Toro’s wholly owned Wiluna project, with a 54 Mlb, is anticipated to receive government approval decisions by mid this year. The company has already conducted successful trial mine and full pilot process plant testwork at Wiluna, has process engineering design and feasibility studies underway, is developing project financing options, and is planning construction and commissioning through 2013 with first uranium sales in 2014. Hall told Conference delegates Toro was anticipating a financing of around A$300 million for Wiluna’s development and commissioning of which about one third or $100 million could be debt funding. The remainder will most likely be a combination of joint venture partner and equity market.

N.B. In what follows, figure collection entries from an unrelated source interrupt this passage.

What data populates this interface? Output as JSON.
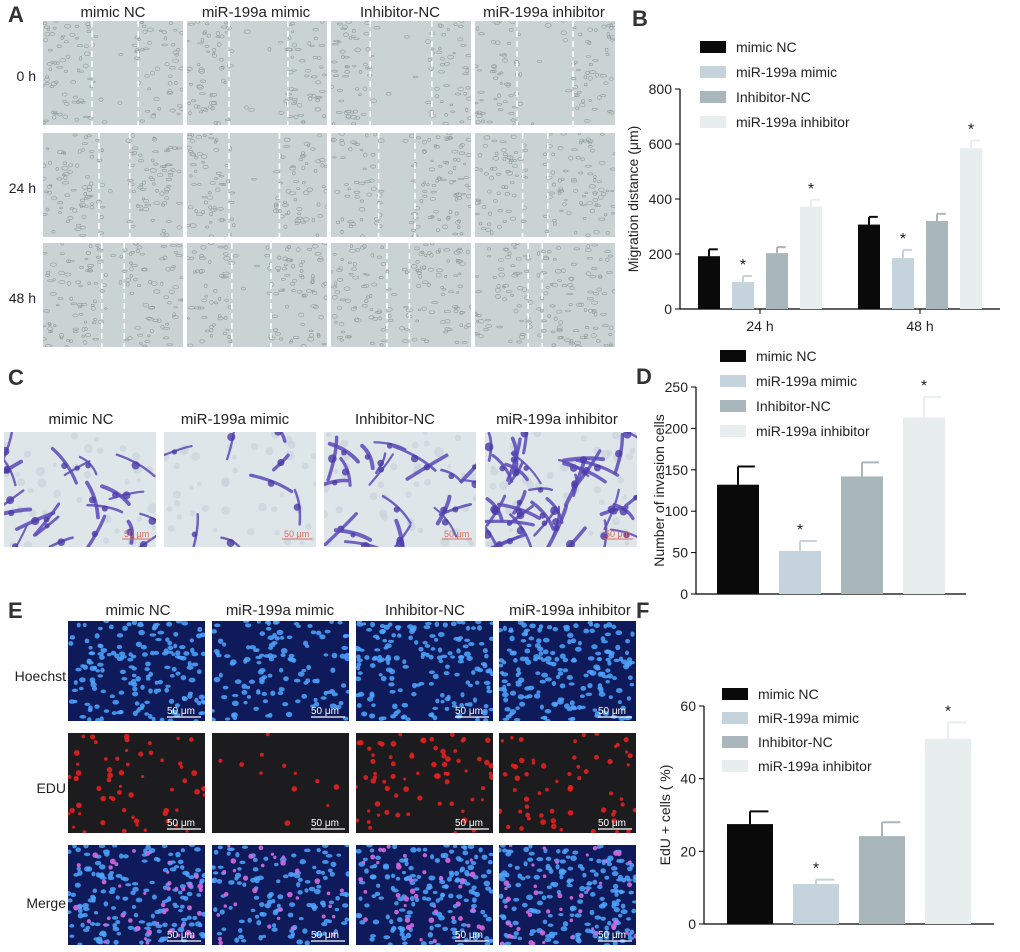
{
  "panels": {
    "A": "A",
    "B": "B",
    "C": "C",
    "D": "D",
    "E": "E",
    "F": "F"
  },
  "panelA": {
    "columns": [
      "mimic NC",
      "miR-199a mimic",
      "Inhibitor-NC",
      "miR-199a inhibitor"
    ],
    "rows": [
      "0 h",
      "24 h",
      "48 h"
    ]
  },
  "panelC": {
    "columns": [
      "mimic NC",
      "miR-199a mimic",
      "Inhibitor-NC",
      "miR-199a inhibitor"
    ],
    "scalebar": "50 μm"
  },
  "panelE": {
    "columns": [
      "mimic NC",
      "miR-199a mimic",
      "Inhibitor-NC",
      "miR-199a inhibitor"
    ],
    "rows": [
      "Hoechst",
      "EDU",
      "Merge"
    ],
    "scalebar": "50 μm"
  },
  "colors": {
    "mimic_nc": "#0a0a0a",
    "mir_mimic": "#c5d4dc",
    "inhibitor_nc": "#a9b6bb",
    "mir_inhibitor": "#e8eeee"
  },
  "chart_data": [
    {
      "id": "B",
      "type": "bar",
      "categories": [
        "24 h",
        "48 h"
      ],
      "ylabel": "Migration distance (μm)",
      "ylim": [
        0,
        800
      ],
      "yticks": [
        0,
        200,
        400,
        600,
        800
      ],
      "series": [
        {
          "name": "mimic NC",
          "values": [
            192,
            307
          ],
          "errors": [
            25,
            28
          ],
          "sig": [
            "",
            ""
          ]
        },
        {
          "name": "miR-199a mimic",
          "values": [
            98,
            185
          ],
          "errors": [
            22,
            30
          ],
          "sig": [
            "*",
            "*"
          ]
        },
        {
          "name": "Inhibitor-NC",
          "values": [
            203,
            320
          ],
          "errors": [
            22,
            26
          ],
          "sig": [
            "",
            ""
          ]
        },
        {
          "name": "miR-199a inhibitor",
          "values": [
            372,
            585
          ],
          "errors": [
            25,
            28
          ],
          "sig": [
            "*",
            "*"
          ]
        }
      ]
    },
    {
      "id": "D",
      "type": "bar",
      "categories": [
        ""
      ],
      "ylabel": "Number of invasion cells",
      "ylim": [
        0,
        250
      ],
      "yticks": [
        0,
        50,
        100,
        150,
        200,
        250
      ],
      "series": [
        {
          "name": "mimic NC",
          "values": [
            132
          ],
          "errors": [
            22
          ],
          "sig": [
            ""
          ]
        },
        {
          "name": "miR-199a mimic",
          "values": [
            52
          ],
          "errors": [
            12
          ],
          "sig": [
            "*"
          ]
        },
        {
          "name": "Inhibitor-NC",
          "values": [
            142
          ],
          "errors": [
            17
          ],
          "sig": [
            ""
          ]
        },
        {
          "name": "miR-199a inhibitor",
          "values": [
            213
          ],
          "errors": [
            25
          ],
          "sig": [
            "*"
          ]
        }
      ]
    },
    {
      "id": "F",
      "type": "bar",
      "categories": [
        ""
      ],
      "ylabel": "EdU + cells ( %)",
      "ylim": [
        0,
        60
      ],
      "yticks": [
        0,
        20,
        40,
        60
      ],
      "series": [
        {
          "name": "mimic NC",
          "values": [
            27.5
          ],
          "errors": [
            3.5
          ],
          "sig": [
            ""
          ]
        },
        {
          "name": "miR-199a mimic",
          "values": [
            11
          ],
          "errors": [
            1.2
          ],
          "sig": [
            "*"
          ]
        },
        {
          "name": "Inhibitor-NC",
          "values": [
            24.2
          ],
          "errors": [
            3.8
          ],
          "sig": [
            ""
          ]
        },
        {
          "name": "miR-199a inhibitor",
          "values": [
            51
          ],
          "errors": [
            4.5
          ],
          "sig": [
            "*"
          ]
        }
      ]
    }
  ]
}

The potential for Australian uranium stocks to do better will be continuously enhanced in line with forecast growth in global electricity demand and the wider inclusion of nuclear power in countries’ energy mix. Addressing the conference, Martin Place Securities Head of Research, Greg Burns, said the sector suffered in 2011 through concerns over the global economic outlook coupled with the Fukushima nuclear power plant incident – driving down the share price of domestic uranium companies.

“However, in our just completed analysis of the 60 ASX-listed uranium plays, their potential needs to be benchmarked against the fact electricity demand will grow by around 67% to 2030, in an environment of public and government expectation to reduce carbon emissions – plus a supply pressure point for uranium,” Burns said. “In our view, the Australian listed uranium sector therefore offers amazing value. The players offer capital appreciation from current depressed levels through current production, future production potential and opportunities in corporate rationalization of strategic uranium deposits.”

Burns said that in its analysis, there were some fundamental drivers for backing an upside in Australian listed uranium stocks. “Since 1990, electricity demand has grown 3% per annum with nuclear power producing 14% of global power generation,” he said. “Nuclear power provides more than 21% of electricity on OECD countries, but only 1.8% to date in China so the growth potential there is obvious. Nuclear power generation was 2,630TWh in 2011 from 434 reactors, consuming 73,800 t of U₃O₈. Yet that U₃O₈ usage is set to explode, growing to 97,700 t by 2020 from 500 reactors – a 17% rise – lifting to 158,400 t by 2030 from 820 reactors – a rate that represents an 85% hike on current usage. In addition, the Megatons to Megawatts program which uses ex Russian military uranium supplies, is due to conclude next year and combined with the fact that the Fukushima incident only caused a 2% cut in global capacity, all contribute to an expected strong future demand for freshly mined uranium. Australia can help fill that uranium demand cycle.”